Vlahovic 2020-21 vs Vlahovic 2021-22. I numeri (da urlo) a confronto. E quel lavoro sul serbo di Italiano...
Vlahovic 2020-21 vs Vlahovic 2021-22. I numeri (da urlo) a confronto dell'attaccante della Fiorentina. E quel lavoro sul serbo di Italiano...
Un anno fa di questi tempi, Vlahovic aveva appena segnato un gol alla Juventus, raggiunto quota 4 centri in Serie A in 14 giornate e segnato per tre turni di campionato di fila. Il meglio, tuttavia, doveva ancora venire. Dei 4 gol segnati nella prima parte di stagione 2020, infatti, 2 erano arrivati dal dischetto, con tante prove incolore e un’alternanza costante coi vari Kouame e Cutrone che, col passaggio di anno, sarebbe definitivamente terminata.
Il resto è diventata storia, con una crescita esponenziale settimana dopo settimana. RECORD. Con 33 sigilli nelle gare di Serie A del 2021 ha raggiunto il record di CR7, e viaggia ad una media da sballo: 16 centri in 19 giornate, che loproietterebbero a quota 32 a finestagione se continuasse così.
In proiezione potrebbe superare anche Toni, scarpa d’oro con la Fiorentina coi 31 gol del 2005-06, coi soli Higuain (nel 2015-16) e Immobile (2019-20) capaci di chiudere sopra quella soglia di reti nell’era delle 20 squadre in A arrivando a 36 gol, record assoluto di reti in Serie A (Nordhal nel 49-50 si era fermato a 35).
In quelle due circostanze, Immobile al giro di boa era arrivato a 20 reti, Higuain a 18. Toni, invece, girò a 18. A CONFRONTO. Il Vlahovic di oggi ti permette di partire praticamente sempre da 1-0, con un cinismo sotto porta decisamente aumentato.
Nel campionato scorso, chiuso a 21 centri, aveva segnato 1 gol ogni 139,7 minuti, quest’anno ha abbassato tale dato di oltre mezz’ora.


In questa stagione ha già siglato gli stessi gol di testa dell’anno scorso, 2, e gli stessi di destro, 1. Dal dischetto si è confermato implacabile, con 5 rigori su 5 siglati quest’anno e 6 su 6 l’anno scorso. Ha aggiunto anche la punizione diretta al suo ‘palmares’, con un gol bellissimo segnato al Cagliari.
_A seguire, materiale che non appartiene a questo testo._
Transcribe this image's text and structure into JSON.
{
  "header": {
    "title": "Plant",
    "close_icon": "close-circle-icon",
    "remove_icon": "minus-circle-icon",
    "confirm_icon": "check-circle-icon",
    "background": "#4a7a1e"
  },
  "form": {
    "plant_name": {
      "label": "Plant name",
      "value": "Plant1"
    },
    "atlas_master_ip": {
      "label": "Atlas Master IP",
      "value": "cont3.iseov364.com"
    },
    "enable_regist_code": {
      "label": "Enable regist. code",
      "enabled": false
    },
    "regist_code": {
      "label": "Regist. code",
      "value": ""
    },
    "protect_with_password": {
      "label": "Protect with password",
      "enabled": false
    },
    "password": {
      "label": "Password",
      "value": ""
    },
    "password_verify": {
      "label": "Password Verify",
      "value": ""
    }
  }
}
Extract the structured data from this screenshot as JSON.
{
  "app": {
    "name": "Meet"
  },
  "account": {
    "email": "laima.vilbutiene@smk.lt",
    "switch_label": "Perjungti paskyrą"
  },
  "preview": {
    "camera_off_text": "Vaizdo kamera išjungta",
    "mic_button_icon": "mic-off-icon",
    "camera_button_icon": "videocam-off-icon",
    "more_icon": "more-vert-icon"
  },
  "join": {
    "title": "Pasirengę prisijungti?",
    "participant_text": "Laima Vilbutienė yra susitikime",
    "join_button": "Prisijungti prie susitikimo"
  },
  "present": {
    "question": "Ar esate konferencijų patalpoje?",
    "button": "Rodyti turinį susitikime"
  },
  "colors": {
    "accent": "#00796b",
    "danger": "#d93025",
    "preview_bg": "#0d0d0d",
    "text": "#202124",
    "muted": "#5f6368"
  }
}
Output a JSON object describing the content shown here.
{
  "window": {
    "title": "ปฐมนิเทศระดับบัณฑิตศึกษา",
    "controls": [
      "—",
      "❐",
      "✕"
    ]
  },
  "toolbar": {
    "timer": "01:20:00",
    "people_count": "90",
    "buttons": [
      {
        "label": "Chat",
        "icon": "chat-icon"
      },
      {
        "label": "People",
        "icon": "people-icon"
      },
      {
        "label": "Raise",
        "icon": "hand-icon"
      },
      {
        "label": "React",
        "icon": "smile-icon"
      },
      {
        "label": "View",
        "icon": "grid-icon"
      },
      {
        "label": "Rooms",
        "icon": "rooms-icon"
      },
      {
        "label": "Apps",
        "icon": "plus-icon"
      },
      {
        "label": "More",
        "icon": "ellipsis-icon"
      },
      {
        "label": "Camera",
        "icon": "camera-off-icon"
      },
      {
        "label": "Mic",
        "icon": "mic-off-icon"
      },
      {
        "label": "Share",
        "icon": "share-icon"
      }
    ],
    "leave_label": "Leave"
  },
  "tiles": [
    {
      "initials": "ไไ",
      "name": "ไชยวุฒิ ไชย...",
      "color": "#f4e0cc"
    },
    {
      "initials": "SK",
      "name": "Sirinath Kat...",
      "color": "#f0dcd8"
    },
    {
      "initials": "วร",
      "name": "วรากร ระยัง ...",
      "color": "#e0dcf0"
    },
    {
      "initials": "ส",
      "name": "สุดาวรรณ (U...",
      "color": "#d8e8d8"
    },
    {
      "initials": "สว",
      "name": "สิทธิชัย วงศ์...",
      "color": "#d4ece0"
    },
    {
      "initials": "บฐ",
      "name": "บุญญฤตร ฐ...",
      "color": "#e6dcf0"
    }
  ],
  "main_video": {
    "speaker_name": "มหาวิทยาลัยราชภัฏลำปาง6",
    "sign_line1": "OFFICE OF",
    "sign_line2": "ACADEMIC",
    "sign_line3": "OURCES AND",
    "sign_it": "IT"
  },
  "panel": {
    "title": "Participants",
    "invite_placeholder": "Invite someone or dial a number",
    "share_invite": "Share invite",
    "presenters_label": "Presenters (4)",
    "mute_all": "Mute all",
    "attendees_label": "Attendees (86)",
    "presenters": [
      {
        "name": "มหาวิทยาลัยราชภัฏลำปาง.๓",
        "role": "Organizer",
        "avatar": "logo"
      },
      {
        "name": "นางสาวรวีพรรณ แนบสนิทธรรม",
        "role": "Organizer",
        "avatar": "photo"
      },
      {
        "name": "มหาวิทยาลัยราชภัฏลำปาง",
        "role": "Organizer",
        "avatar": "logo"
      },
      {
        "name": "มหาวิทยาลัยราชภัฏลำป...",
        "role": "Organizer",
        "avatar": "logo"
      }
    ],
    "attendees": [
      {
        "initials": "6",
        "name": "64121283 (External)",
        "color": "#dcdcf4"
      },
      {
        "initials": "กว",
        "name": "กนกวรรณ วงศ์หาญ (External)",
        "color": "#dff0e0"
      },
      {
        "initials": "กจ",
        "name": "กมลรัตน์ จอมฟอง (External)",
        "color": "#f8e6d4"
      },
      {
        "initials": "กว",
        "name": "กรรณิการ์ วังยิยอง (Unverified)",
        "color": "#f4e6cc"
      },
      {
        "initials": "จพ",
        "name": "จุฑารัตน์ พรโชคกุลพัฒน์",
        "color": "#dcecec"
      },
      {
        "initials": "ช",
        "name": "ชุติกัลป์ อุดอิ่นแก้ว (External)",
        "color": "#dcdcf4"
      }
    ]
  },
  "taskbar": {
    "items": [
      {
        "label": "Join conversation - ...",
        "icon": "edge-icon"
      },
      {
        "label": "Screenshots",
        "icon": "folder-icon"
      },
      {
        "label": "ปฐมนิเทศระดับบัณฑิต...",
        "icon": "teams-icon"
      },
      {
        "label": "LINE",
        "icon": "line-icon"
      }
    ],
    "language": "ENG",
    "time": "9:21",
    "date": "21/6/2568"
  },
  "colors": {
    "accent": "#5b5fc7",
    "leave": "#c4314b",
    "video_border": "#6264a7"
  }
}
FINALIZZAZIONE. Se sotto porta ha aumentato la percentuale di segnature ‘solo’ di 1 punto percentuale, è migliorato notevolmente nella capacità di farsi trovare al posto giusto nel momento giusto, come testimonia l’aumento delle conclusioni, sia per un evidente miglioramento nei movimenti a livello di singolo che per l’organizzazione della manovra offensiva data alla Fiorentina da Italiano: “Abbiamo superato quel periodo in cui avevamo difficoltà nel servirlo”, ha detto il tecnico viola di recente, sottolineando come sia cresciuta tutta l’orchestra offensiva viola, e non solo il singolo musicista, come evidenziano le combinazioni vincenti:
2 gol li ha fatti su assist di Bonaventura, 2 su suggerimento di Callejon, 2 su assist di Duncan, ma anche 1 su assist di Sottil, Torreira e Gonzalez, senza far distinzioni se il pallone arrivasse da destra, da sinistra, alto, rasoterra, oppure in profondità per vie centrali, dovendo scaricare in porta a tu per tu con l’estremo difensore o dovendolo scartare.
UOMO SQUADRA. Molto, inoltre, è cambiato anche nel modo con cui difende il pallone, riuscendo a diventare uomo reparto, ed anche nel dialogare coi compagni. La percentuale di riuscita nei passaggi è aumentata di oltre 5 punti.


"Abbiamo fatto gol come avevamo provato in allenamento", disse in un labiale Vlahovic a Italiano riferendosi al movimento di Sottil con scarico nel mezzo per il serbo contro la Salernitana. "Ho chiesto a Vlahovic che faccia un lavoro diverso", disse di lui Italiano in fase di presentazione, nelle sponde, nel venire a prendersi il pallone, nel suggerire l'assist al compagno e nell'andare a fare pressing alto.
Su questo aspetto entrambi hanno lavorato sin dal primo giorno di ritiro. La fame e la dedizione del classe 2000 (va ricordato anche l'aspetto anagrafico) hanno fatto il resto. I risultati sono sotto gli occhi di tutti.